I am currently struggling with recursiving partition and bagging/bootstrapping of some data. As the data is confidential I have provided a reproducible example using the "GBSG2" data. In essense I am currently trying to reproduce an article recently published in Journal of Clinical Oncology (https://ascopubs.org/doi/abs/10.1200/JCO.22.02222) with my own data on an identical patient population.
I have attached prints of their method section and a supplemental tabel which is essentially what I hope to end up with
My problem can be boiled down to
- I want to for each end-node extract the three year survival rate and then specify for each patient which group they belong to - group A >70%, B; 70-50, C; 50-25 and D less than 25%.
- When bootstrapping afterwards the same needs to happen so I can see for each iteration which group a specific patient was allocated to and how often this happened.
Here is a some dummy code and what I've done thus far
library(partykit)
data("GBSG2", package = "TH.data")
#Dataframe
df <- GBSG2
#Ctree object
stree <- ctree(Surv(time,cens)~., data=df, control= ctree_control(minsplit = 50, alpha = 0.1, multiway = T))
#The following part I hope could be done more efficiently
n <- predict(stree, type="node")
nd <- factor(predict(stree, type="node"))
df$node <- n
fit1 <- survfit(Surv(time,cens)~nd, data=df)
summary(fit1, times=365*3)
#Manual input to each node by reading the transcript
df$grp <- ifelse(df$node==3, "A",NA)
df$grp <- ifelse(df$node==4, "A", df$grp)
df$grp <- ifelse(df$node==7, "C", df$grp)
df$grp <- ifelse(df$node==8, "D", df$grp)
df$grp <- ifelse(df$node==9, "B", df$grp)

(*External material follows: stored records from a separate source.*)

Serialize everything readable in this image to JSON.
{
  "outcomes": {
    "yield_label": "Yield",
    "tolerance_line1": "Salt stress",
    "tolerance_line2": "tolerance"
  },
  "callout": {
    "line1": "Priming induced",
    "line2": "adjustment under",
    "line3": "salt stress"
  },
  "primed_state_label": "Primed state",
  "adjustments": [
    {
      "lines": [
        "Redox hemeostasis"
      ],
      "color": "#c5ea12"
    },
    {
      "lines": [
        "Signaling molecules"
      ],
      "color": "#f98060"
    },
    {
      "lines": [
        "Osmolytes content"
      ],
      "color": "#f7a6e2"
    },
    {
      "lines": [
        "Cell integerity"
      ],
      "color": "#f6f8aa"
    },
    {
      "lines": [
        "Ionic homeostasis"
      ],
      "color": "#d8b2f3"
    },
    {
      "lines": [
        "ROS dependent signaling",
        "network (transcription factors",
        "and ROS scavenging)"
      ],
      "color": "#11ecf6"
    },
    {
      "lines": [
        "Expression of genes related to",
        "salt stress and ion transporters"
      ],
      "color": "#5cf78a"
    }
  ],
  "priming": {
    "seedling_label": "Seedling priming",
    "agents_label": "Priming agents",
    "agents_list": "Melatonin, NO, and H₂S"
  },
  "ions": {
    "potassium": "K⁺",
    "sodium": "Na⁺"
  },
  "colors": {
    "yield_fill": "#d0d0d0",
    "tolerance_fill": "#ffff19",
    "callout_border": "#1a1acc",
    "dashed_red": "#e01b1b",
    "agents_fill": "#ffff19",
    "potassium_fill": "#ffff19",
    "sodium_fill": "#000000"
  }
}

I believe the above needs to be fixed before my bootstrap can be done in order to get a result which matches the attached supplemental table (I'd like to do it 1000 times, but I'm doing 10 until it works).
#Bagging
df_bag <- df %>%
select(-"node", -"grp")
cf <- cforest(Surv(time,cens)~.,data=df_bag, ntree=10, mtry = Inf)
Thank you very much,
Tobias Berg